Chaffetz asked again, “It could be as high as 32 million? Is that right?”
Archuleta demurred again in giving an answer. Chaffetz pressed further asking for a range versus a specific number.
“We know it’s a minimum of 4.2 million, but it could be as high as 32 million?” he asked.
Archuleta said, “I’m not going to give you a number that I’m not sure of.”
Archuleta didn’t commit to a timeline to release the details of the second breach in terms of how many were impacted.
Additionally, a few other new pieces of information also came out during the hearing.
Contractor credential lost on OPM’s network
At the Senate Appropriations Committee hearing on Tuesday, OPM said one of the main ways the hackers got into its network was by getting the user credential of an employee of KeyPoint Government Solutions. KeyPoint is a vendor provider security clearance services to OPM.
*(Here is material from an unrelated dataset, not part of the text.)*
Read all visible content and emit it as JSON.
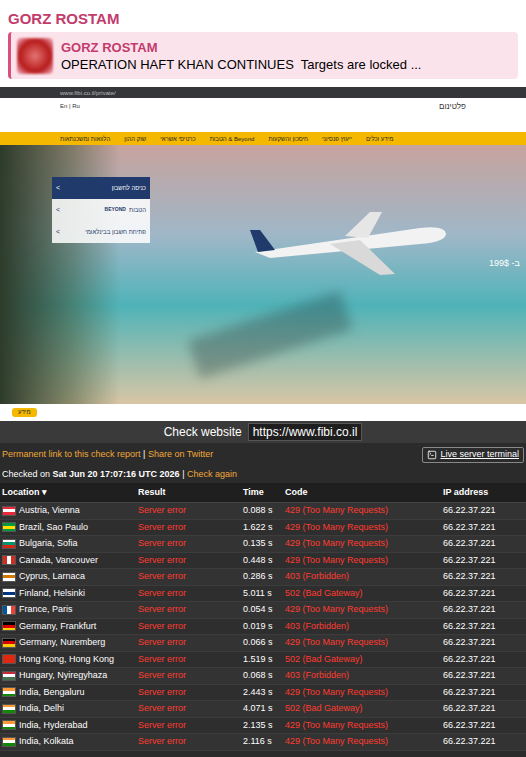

Wednesday, KeyPoint CEO Eric Hess said the employee lost or had his or her credential stolen while working on OPM’s network versus it happening through the company’s network.
Tuesday, Archuleta told lawmakers that no PII was taken in the initial March 2014 cyber attack that OPM suffered. But Wednesday, Seymour revealed that while no personal information was lost, OPM did lose some technical and architecture manuals.
Lawmakers tried to make a big deal out of this, but toward the end of the almost four-hour hearing,
Ann Barron-DiCamillo, the director of the Homeland Security Department’s U.S. Computer Emergency Readiness Team (US-CERT) said those documents weren’t a big deal in the overall scheme of things.
During the contentious hearing, Chaffetz expressed frustration over the lack of information from OPM and, once again, called on Archuleta and Seymour to resign.
Rep. Gerry Connolly (D-Va.) cautioned against calling for anyone to resign. He said this is a larger issue than just the challenges and shortcomings of OPM.